Each add or edit inserts one heap entry. Although stale entries accumulate, every stale entry is removed from the heap at most once. Therefore the total work spent discarding stale entries is bounded by the total number of heap insertions, giving amortized O(log N) performance per operation.
Test Cases
# Example from statement
tm = TaskManager([[1, 101, 10], [2, 102, 20], [3, 103, 15]])
tm.add(4, 104, 5)
tm.edit(102, 8)
assert tm.execTop() == 3 # stale heap entry ignored
tm.rmv(101)
tm.add(5, 105, 15)
assert tm.execTop() == 5 # highest priority task
# Single task
tm = TaskManager([[7, 1, 100]])
assert tm.execTop() == 7 # execute only task
assert tm.execTop() == -1 # empty structure
# Tie on priority, larger taskId wins
tm = TaskManager([
[1, 10, 50],
[2, 20, 50]
])
assert tm.execTop() == 2 # taskId 20 wins tie
assert tm.execTop() == 1
# Edit increases priority
tm = TaskManager([[1, 1, 5], [2, 2, 10]])
tm.edit(1, 20)
assert tm.execTop() == 1 # edited task becomes top
# Edit decreases priority
tm = TaskManager([[1, 1, 20], [2, 2, 10]])
tm.edit(1, 1)
assert tm.execTop() == 2 # other task now wins
# Removal before execution
tm = TaskManager([[1, 1, 100]])
tm.rmv(1)
assert tm.execTop() == -1 # removed task ignored
# Multiple edits creating many stale entries
tm = TaskManager([[1, 1, 10]])
tm.edit(1, 20)
tm.edit(1, 30)
tm.edit(1, 40)
assert tm.execTop() == 1 # newest version survives
assert tm.execTop() == -1
# Priority zero values
tm = TaskManager([[1, 1, 0], [2, 2, 0]])
assert tm.execTop() == 2 # larger taskId wins
assert tm.execTop() == 1
# Large priority values
tm = TaskManager([
[1, 1, 10**9],
[2, 2, 10**9 - 1]
])
assert tm.execTop() == 1 # handles maximum priority
Test Summary
| Test | Why |
|---|---|
| Provided example | Verifies full workflow |
| Single task | Smallest meaningful case |
| Equal priorities | Validates tie-breaking by taskId |
| Priority increase | Ensures edits update ordering |
| Priority decrease | Ensures edited task can lose top position |
| Removal before execution | Verifies lazy deletion correctness |
| Multiple edits | Tests accumulation of stale heap entries |
| Zero priorities | Checks lower boundary values |
| Large priorities | Checks upper boundary values |
Edge Cases
Empty System During Execution
After enough removals or executions, the system may contain no active tasks. A naive implementation could attempt to access the heap top and fail. The implementation continuously removes invalid heap entries and returns -1 once the heap becomes empty.
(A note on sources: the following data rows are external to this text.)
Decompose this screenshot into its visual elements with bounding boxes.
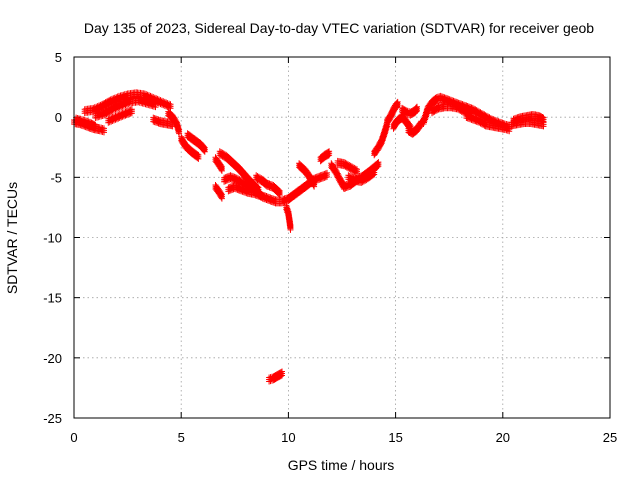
data-point-markers [253,172,283,198]
data-point-markers [341,159,382,192]
data-segment [81,89,174,117]
data-point-markers [81,89,174,117]
data-point-markers [399,103,421,119]
data-point-markers [317,148,333,165]
data-segment [463,111,513,135]
data-point-markers [73,114,99,132]
data-segment [212,154,225,174]
y-tick-label: -20 [43,351,62,366]
data-point-markers [283,202,294,233]
data-segment [317,148,333,165]
data-point-markers [384,98,401,127]
data-segment [165,108,183,137]
data-segment [266,368,285,385]
data-segment [405,118,425,138]
data-point-markers [296,160,318,190]
data-point-markers [334,157,361,177]
data-segment [399,103,421,119]
data-point-markers [105,106,135,126]
data-segment [508,117,547,130]
x-tick-label: 25 [603,430,617,445]
x-axis-label: GPS time / hours [288,457,395,473]
data-segment [150,114,176,130]
data-point-markers [225,182,264,201]
y-tick-label: -10 [43,231,62,246]
data-point-markers [212,182,225,202]
data-segment [92,95,159,121]
x-tick-label: 20 [496,430,510,445]
data-point-markers [184,130,208,155]
data-segment [371,119,391,159]
data-segment [283,202,294,233]
data-segment [334,157,361,177]
x-tick-label: 5 [178,430,185,445]
x-tick-label: 15 [388,430,402,445]
data-point-markers [212,154,225,174]
y-tick-label: 5 [55,50,62,65]
y-axis-label: SDTVAR / TECUs [4,182,20,294]
data-point-markers [371,119,391,159]
data-point-markers [178,133,202,162]
y-tick-label: -5 [50,170,62,185]
data-point-markers [150,114,176,130]
data-segment [384,98,401,127]
y-tick-label: -15 [43,291,62,306]
data-point-markers [92,95,159,121]
data-segment [105,106,135,126]
data-segment [73,114,99,132]
data-segment [212,182,225,202]
data-point-markers [266,368,285,385]
data-point-markers [328,160,348,192]
data-segment [178,133,202,162]
data-point-markers [463,111,513,135]
y-tick-label: -25 [43,411,62,426]
plot-frame [73,56,611,419]
x-tick-label: 10 [281,430,295,445]
x-tick-label: 0 [70,430,77,445]
data-point-markers [508,117,547,130]
data-segment [184,130,208,155]
data-points [71,89,547,385]
data-segment [328,160,348,192]
grid [74,57,610,418]
data-segment [253,172,283,198]
data-segment [341,159,382,192]
data-segment [296,160,318,190]
data-point-markers [165,108,183,137]
data-point-markers [405,118,425,138]
y-tick-label: 0 [55,110,62,125]
data-segment [225,182,264,201]
chart-title: Day 135 of 2023, Sidereal Day-to-day VTE… [84,20,594,36]
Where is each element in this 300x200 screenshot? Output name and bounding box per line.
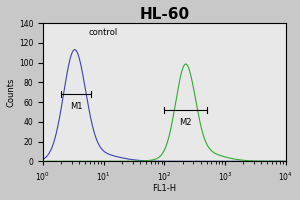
Title: HL-60: HL-60 bbox=[139, 7, 189, 22]
Text: control: control bbox=[88, 28, 118, 37]
Y-axis label: Counts: Counts bbox=[7, 77, 16, 107]
Text: M1: M1 bbox=[70, 102, 82, 111]
X-axis label: FL1-H: FL1-H bbox=[152, 184, 176, 193]
Text: M2: M2 bbox=[179, 118, 192, 127]
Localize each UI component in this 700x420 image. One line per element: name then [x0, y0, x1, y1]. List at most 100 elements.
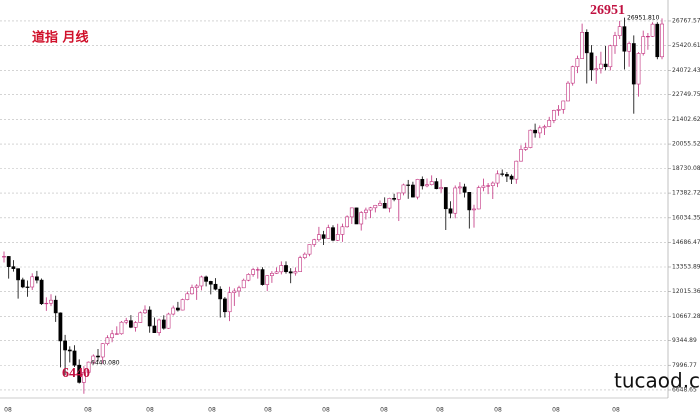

Multiple Tasks With Equal Priority
The problem specifies a secondary ordering rule: when priorities are equal, the larger taskId must be executed first. Forgetting this tie-breaker produces incorrect answers. The heap ordering explicitly compares taskId whenever priorities are equal, guaranteeing the correct task is selected.
Repeated Priority Updates
A task may be edited many times before execution. Since heaps do not efficiently support updating existing entries, old versions remain inside the heap. Without validation, an outdated priority could be executed. The implementation stores the latest priority in the hash map and verifies every heap entry against that authoritative record before execution.
Removed Tasks Still Present in the Heap
A removed task may still have one or more entries sitting inside the heap. If those entries are not checked, a deleted task could accidentally be executed later. The implementation first checks whether the task still exists in the hash map. If not, the heap entry is discarded immediately.
Large Numbers of Operations
With up to 3 * 10^5 total tasks and operations, any solution involving linear scans becomes too slow. The heap plus lazy deletion approach guarantees logarithmic updates and amortized logarithmic execution, which comfortably satisfies the constraints.